Candidates come out swinging in mayoral debate

Election slated for May 19

JACKSONVILLE, Fla. – A heated mayoral debate wrapped up at Florida State College in Jacksonville Wednesday night where candidate Lenny Curry went head to head with Mayor Alvin Brown.

The two candidates came out the gate challenging one another. The mayor opened up by accusing Curry of lying and denying that Jacksonville is going in the right direction, even telling Curry that he wasn't qualified for the job.

"Lenny Curry has been lying about what Jacksonville is and what we've accomplished. And also he's been really denying the fact that Jacksonville is going in the right direction," Brown said.

Curry responded by saying he has not appreciated Brown's negative ads and said he has all the experience he needs as a small business man to take Jacksonville to the next level.

"The only messaging that you're running right now is negative. I'm running positive visionary messaging of where I say Jacksonville can go, and will go and I'm incredibly optimistic about it," Curry said.
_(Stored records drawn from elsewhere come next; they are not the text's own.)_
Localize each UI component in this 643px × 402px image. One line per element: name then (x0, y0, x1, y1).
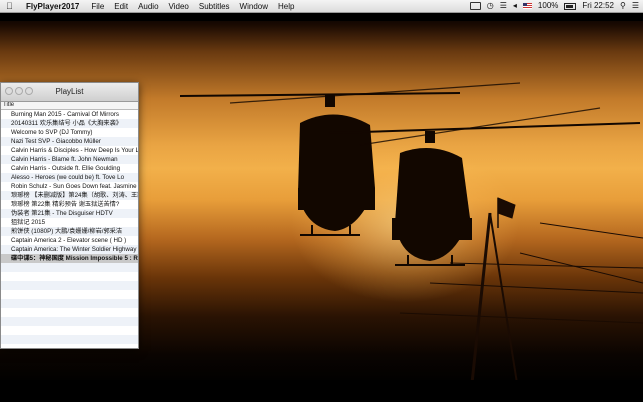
notification-center-icon[interactable]: ☰ (632, 0, 639, 12)
menu-window[interactable]: Window (240, 2, 268, 11)
empty-row (1, 290, 138, 299)
playlist-item[interactable]: Welcome to SVP (DJ Tommy) (1, 128, 138, 137)
close-window-button[interactable] (5, 87, 13, 95)
playlist-item[interactable]: 伪装者 第21集 - The Disguiser HDTV (1, 209, 138, 218)
playlist-item[interactable]: Alesso - Heroes (we could be) ft. Tove L… (1, 173, 138, 182)
playlist-window[interactable]: PlayList Title Burning Man 2015 - Carniv… (0, 82, 139, 349)
playlist-item-selected[interactable]: 碟中谍5：神秘国度 Mission Impossible 5 : Rogue N… (1, 254, 138, 263)
menu-file[interactable]: File (91, 2, 104, 11)
menu-video[interactable]: Video (169, 2, 189, 11)
empty-row (1, 326, 138, 335)
letterbox-bottom (0, 380, 643, 402)
playlist-item[interactable]: 狙狱记 2015 (1, 218, 138, 227)
status-area: ◷ ☰ ◂ 100% Fri 22:52 ⚲ ☰ (469, 0, 639, 12)
playlist-titlebar[interactable]: PlayList (1, 83, 138, 102)
playlist-item[interactable]: Calvin Harris - Blame ft. John Newman (1, 155, 138, 164)
menu-bar:  FlyPlayer2017 File Edit Audio Video Su… (0, 0, 643, 13)
empty-row (1, 281, 138, 290)
spotlight-search-icon[interactable]: ⚲ (620, 0, 626, 12)
zoom-window-button[interactable] (25, 87, 33, 95)
empty-row (1, 317, 138, 326)
menu-edit[interactable]: Edit (114, 2, 128, 11)
volume-icon[interactable]: ◂ (513, 0, 517, 12)
playlist-item[interactable]: Captain America 2 - Elevator scene ( HD … (1, 236, 138, 245)
battery-icon[interactable] (564, 2, 577, 10)
clock[interactable]: Fri 22:52 (582, 0, 614, 12)
empty-row (1, 308, 138, 317)
us-flag-icon[interactable] (522, 3, 532, 9)
empty-row (1, 272, 138, 281)
playlist-item[interactable]: 20140311 欢乐集结号 小品《大胸来袭》 (1, 119, 138, 128)
time-machine-icon[interactable]: ◷ (487, 0, 494, 12)
minimize-window-button[interactable] (15, 87, 23, 95)
menu-subtitles[interactable]: Subtitles (199, 2, 230, 11)
playlist-item[interactable]: Calvin Harris & Disciples - How Deep Is … (1, 146, 138, 155)
playlist-window-title: PlayList (55, 87, 84, 96)
playlist-item[interactable]: 琅琊榜 【未删减版】第24集（胡歌、刘涛、王凯等主演） (1, 191, 138, 200)
playlist-item[interactable]: Nazi Test SVP - Giacobbo Müller (1, 137, 138, 146)
empty-row (1, 263, 138, 272)
apple-menu-icon[interactable]:  (6, 1, 16, 11)
battery-percent[interactable]: 100% (538, 0, 558, 12)
input-source-icon[interactable] (469, 2, 481, 10)
playlist-item[interactable]: Robin Schulz - Sun Goes Down feat. Jasmi… (1, 182, 138, 191)
wifi-icon[interactable]: ☰ (500, 0, 507, 12)
playlist-item[interactable]: Burning Man 2015 - Carnival Of Mirrors (1, 110, 138, 119)
playlist-item[interactable]: 琅琊榜 第22集 精彩预告 谢玉狱送苦情? (1, 200, 138, 209)
menu-audio[interactable]: Audio (138, 2, 158, 11)
playlist-item[interactable]: Captain America: The Winter Soldier High… (1, 245, 138, 254)
empty-row (1, 299, 138, 308)
app-menu[interactable]: FlyPlayer2017 (26, 2, 79, 11)
menu-help[interactable]: Help (278, 2, 294, 11)
playlist-item[interactable]: Calvin Harris - Outside ft. Ellie Gouldi… (1, 164, 138, 173)
column-header-title[interactable]: Title (1, 102, 138, 110)
playlist-rows: Burning Man 2015 - Carnival Of Mirrors 2… (1, 110, 138, 344)
empty-row (1, 335, 138, 344)
playlist-item[interactable]: 煎饼侠 (1080P) 大鹏/袁姗姗/柳岩/郭采洁 (1, 227, 138, 236)
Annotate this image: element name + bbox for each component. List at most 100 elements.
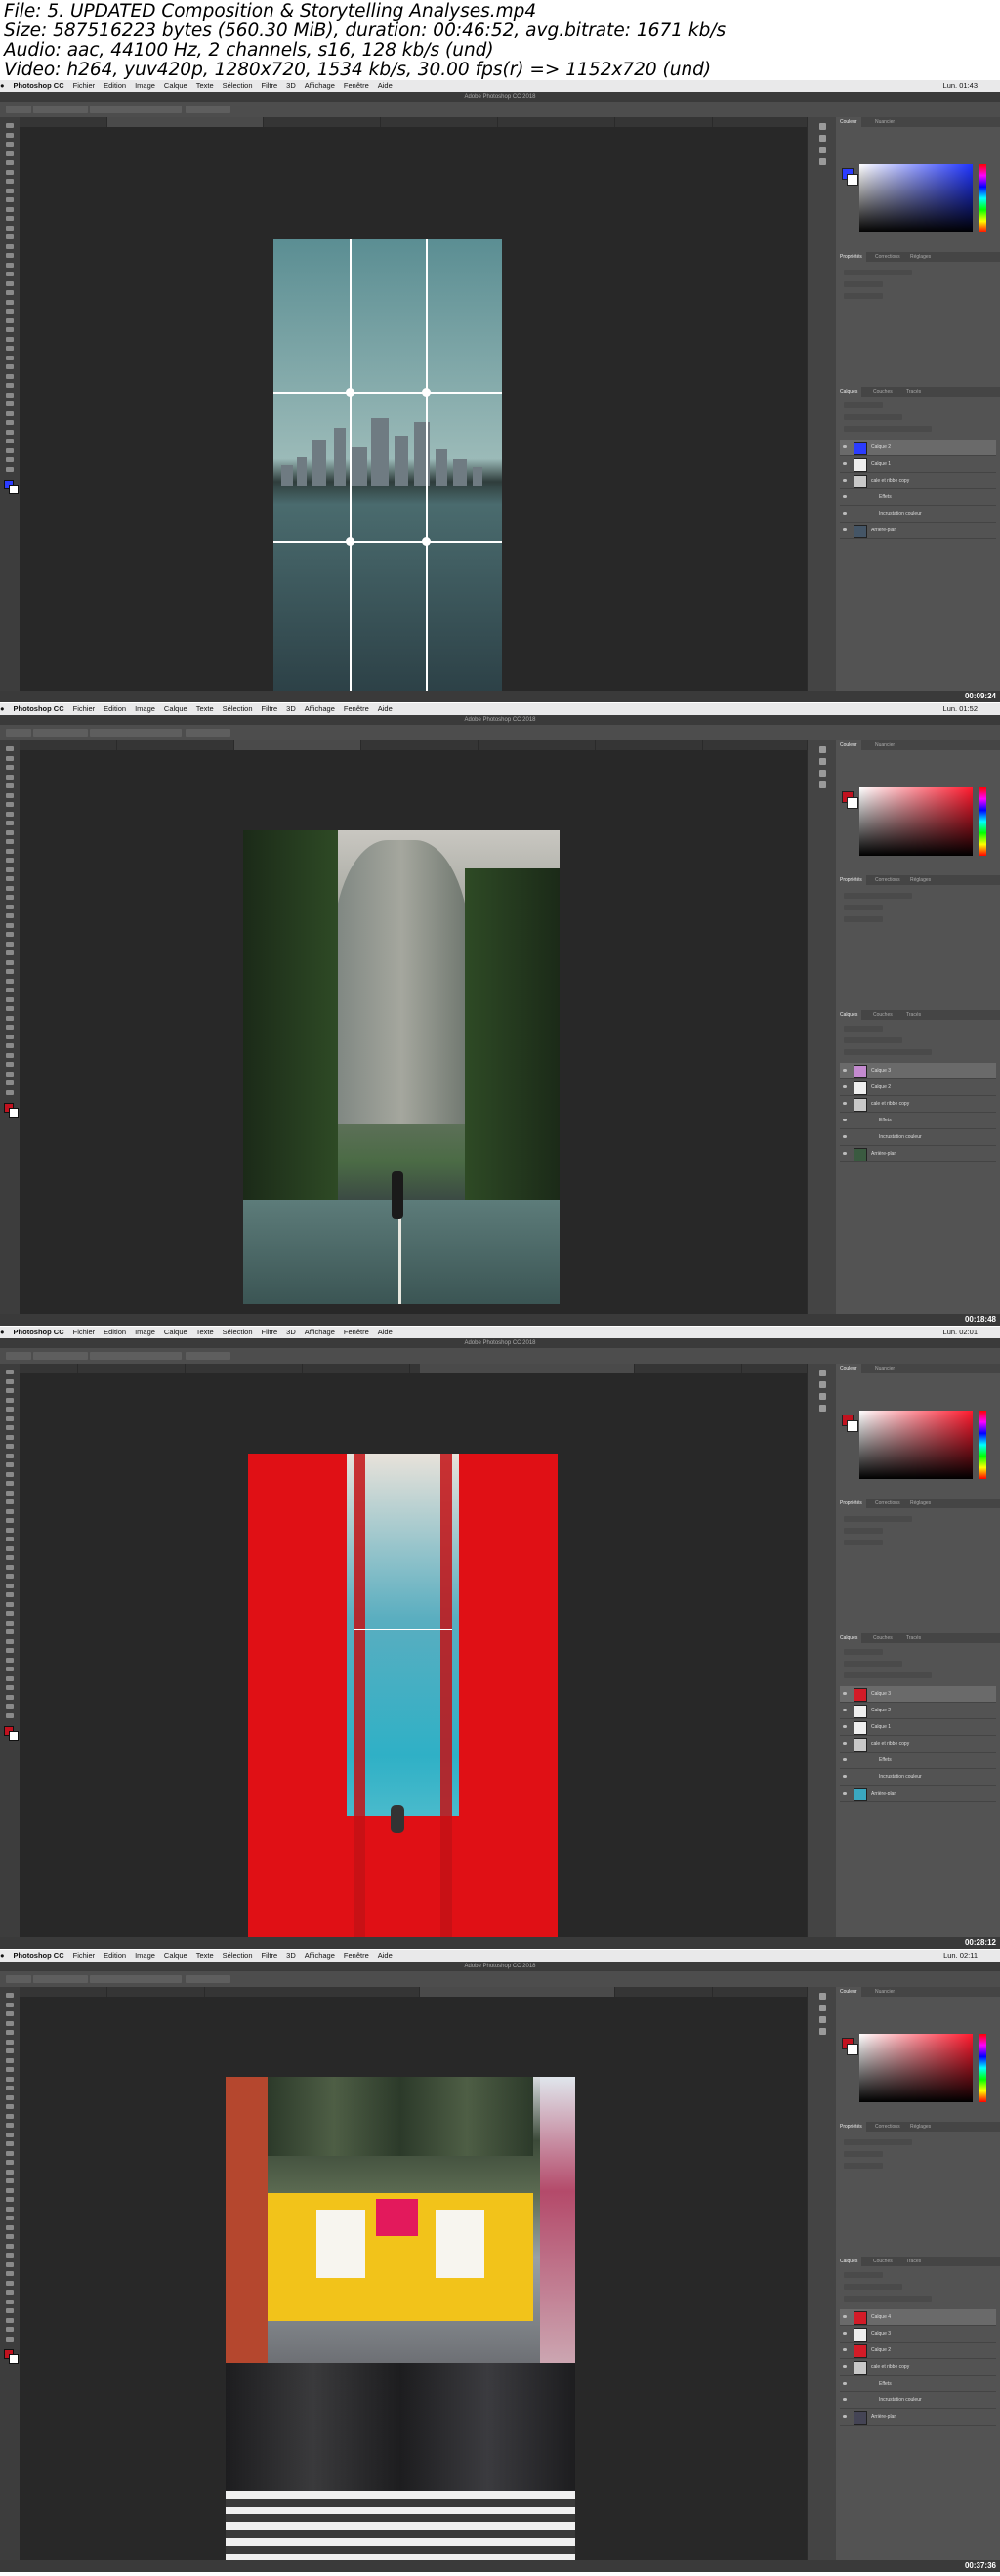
tool-icon[interactable]	[6, 1704, 14, 1709]
eye-icon[interactable]	[843, 1709, 847, 1711]
tool-icon[interactable]	[6, 2160, 14, 2165]
eye-icon[interactable]	[843, 495, 847, 498]
menu-item[interactable]: Edition	[104, 1951, 126, 1960]
tool-icon[interactable]	[6, 913, 14, 918]
option-control[interactable]	[33, 1975, 88, 1983]
tool-icon[interactable]	[6, 1508, 14, 1514]
tool-icon[interactable]	[6, 829, 14, 835]
tool-icon[interactable]	[6, 996, 14, 1002]
option-control[interactable]	[90, 1975, 129, 1983]
panel-tab[interactable]: Calques	[836, 1010, 862, 1020]
tool-icon[interactable]	[6, 1444, 14, 1449]
option-control[interactable]	[33, 1352, 88, 1360]
panel-toggle-icon[interactable]	[819, 1393, 826, 1400]
document-tab[interactable]	[420, 1987, 615, 1997]
panel-toggle-icon[interactable]	[819, 2028, 826, 2035]
layer-row[interactable]: Calque 3	[840, 2326, 996, 2343]
panel-tab[interactable]: Calques	[836, 1633, 862, 1643]
menu-item[interactable]: Affichage	[305, 81, 335, 90]
document-tab[interactable]	[20, 740, 117, 750]
tool-icon[interactable]	[6, 1667, 14, 1671]
document-tab[interactable]	[596, 740, 703, 750]
tool-icon[interactable]	[6, 811, 14, 817]
menu-item[interactable]: Edition	[104, 81, 126, 90]
tool-icon[interactable]	[6, 792, 14, 798]
tool-icon[interactable]	[6, 2187, 14, 2193]
menu-item[interactable]: Texte	[196, 1328, 214, 1336]
property-field[interactable]	[844, 2163, 883, 2169]
tool-icon[interactable]	[6, 1648, 14, 1653]
tool-icon[interactable]	[6, 2197, 14, 2202]
option-control[interactable]	[127, 106, 182, 113]
tool-icon[interactable]	[6, 1080, 14, 1085]
document-tab[interactable]	[312, 1987, 420, 1997]
lock-controls[interactable]	[844, 426, 932, 432]
tool-icon[interactable]	[6, 2002, 14, 2007]
hue-slider[interactable]	[979, 1411, 986, 1479]
panel-toggle-icon[interactable]	[819, 147, 826, 153]
panel-tab[interactable]: Tracés	[902, 1010, 925, 1020]
option-control[interactable]	[6, 729, 31, 737]
panel-tab[interactable]: Couleur	[836, 117, 861, 127]
eye-icon[interactable]	[843, 1758, 847, 1761]
tool-icon[interactable]	[6, 439, 14, 443]
option-control[interactable]	[6, 106, 31, 113]
property-field[interactable]	[844, 1516, 912, 1522]
layer-filter[interactable]	[844, 1026, 883, 1032]
panel-tab[interactable]: Couleur	[836, 1987, 861, 1997]
tool-icon[interactable]	[6, 1555, 14, 1560]
eye-icon[interactable]	[843, 462, 847, 465]
hue-slider[interactable]	[979, 787, 986, 856]
menu-item[interactable]: Calque	[164, 1328, 188, 1336]
option-control[interactable]	[186, 1975, 230, 1983]
tool-icon[interactable]	[6, 1592, 14, 1597]
tool-icon[interactable]	[6, 821, 14, 825]
menu-item[interactable]: Edition	[104, 1328, 126, 1336]
eye-icon[interactable]	[843, 1102, 847, 1105]
layer-row[interactable]: Arrière-plan	[840, 523, 996, 539]
tool-icon[interactable]	[6, 206, 14, 212]
panel-tab[interactable]: Nuancier	[871, 1364, 898, 1373]
lock-controls[interactable]	[844, 2296, 932, 2302]
menu-app-name[interactable]: Photoshop CC	[14, 1951, 64, 1960]
menu-item[interactable]: Filtre	[262, 1951, 278, 1960]
menu-item[interactable]: Sélection	[223, 1951, 253, 1960]
menu-item[interactable]: Aide	[378, 1951, 393, 1960]
tool-icon[interactable]	[6, 2308, 14, 2313]
lock-controls[interactable]	[844, 1049, 932, 1055]
panel-toggle-icon[interactable]	[819, 2016, 826, 2023]
tool-icon[interactable]	[6, 755, 14, 761]
document-tab[interactable]	[205, 1987, 312, 1997]
tool-icon[interactable]	[6, 866, 14, 872]
tool-icon[interactable]	[6, 1425, 14, 1430]
tool-icon[interactable]	[6, 253, 14, 258]
tool-icon[interactable]	[6, 2271, 14, 2276]
tool-icon[interactable]	[6, 1397, 14, 1403]
tool-icon[interactable]	[6, 959, 14, 965]
tool-icon[interactable]	[6, 2086, 14, 2090]
tool-icon[interactable]	[6, 1052, 14, 1058]
menu-item[interactable]: 3D	[286, 81, 296, 90]
menu-item[interactable]: Image	[135, 1951, 155, 1960]
layer-row[interactable]: Calque 2	[840, 1703, 996, 1719]
tool-icon[interactable]	[6, 346, 14, 351]
property-field[interactable]	[844, 281, 883, 287]
menu-item[interactable]: Calque	[164, 81, 188, 90]
tool-icon[interactable]	[6, 1407, 14, 1412]
panel-tab[interactable]: Tracés	[902, 387, 925, 397]
eye-icon[interactable]	[843, 1692, 847, 1695]
layer-row[interactable]: Effets	[840, 489, 996, 506]
tool-icon[interactable]	[6, 839, 14, 844]
tool-icon[interactable]	[6, 1378, 14, 1384]
tool-icon[interactable]	[6, 2317, 14, 2323]
layer-row[interactable]: Incrustation couleur	[840, 1769, 996, 1786]
tool-icon[interactable]	[6, 327, 14, 332]
color-picker-field[interactable]	[859, 787, 973, 856]
option-control[interactable]	[6, 1352, 31, 1360]
property-field[interactable]	[844, 893, 912, 899]
tool-icon[interactable]	[6, 746, 14, 751]
panel-toggle-icon[interactable]	[819, 746, 826, 753]
menu-item[interactable]: Filtre	[262, 81, 278, 90]
tool-icon[interactable]	[6, 280, 14, 286]
option-control[interactable]	[127, 729, 182, 737]
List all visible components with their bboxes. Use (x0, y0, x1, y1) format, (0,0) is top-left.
One of the big topics at the debate was making Jacksonville not only a destination city, but seeing more jobs and businesses pour into the city.

Curry said that in the last four years, 120,000 people have lost their jobs and that the city was 50 on a list for flourishing cities for business.

The mayor rebutted saying that during his term unemployment has been cut in half and that he's brought in 36,000 jobs.

Incentivizing small business growth was just one of the main topics discussed with the bigger topics, and the ones that sparked the most emotion from both candidates, being gangs, violence and crime.

Brown said the sheriff has a $400 million budget with 3,000 employees, but that the sheriff has failed to add more officers to the force.

"Curry says that he would put 147 cops on the street. I've been working on prevention and intervention for the last four years. Working with a nonprofit community, launching programs like learn to earn, summer jobs, the mayor mentors. I'm out in the neighborhood with community empowerment days taking the provider right to these families. I know what it means to lose a loved one," Brown said.

Curry snapped back and said the 147 officers he was talking about were cut during Brown's term, and the sheriff's budget is crippled, because the mayor hasn't taken care of the pension problem.

"I said that my top priority was public safety. Every person, every family, every neighborhood will be safe. I've committed that my top budget priority will be reinstating the 147 policeman that were cut," Curry said.

Early voting is currently under way in Jacksonville and News4Jax is holding another mayoral debate on Thursday, May 14 at Jacksonville University before the general election on May 19.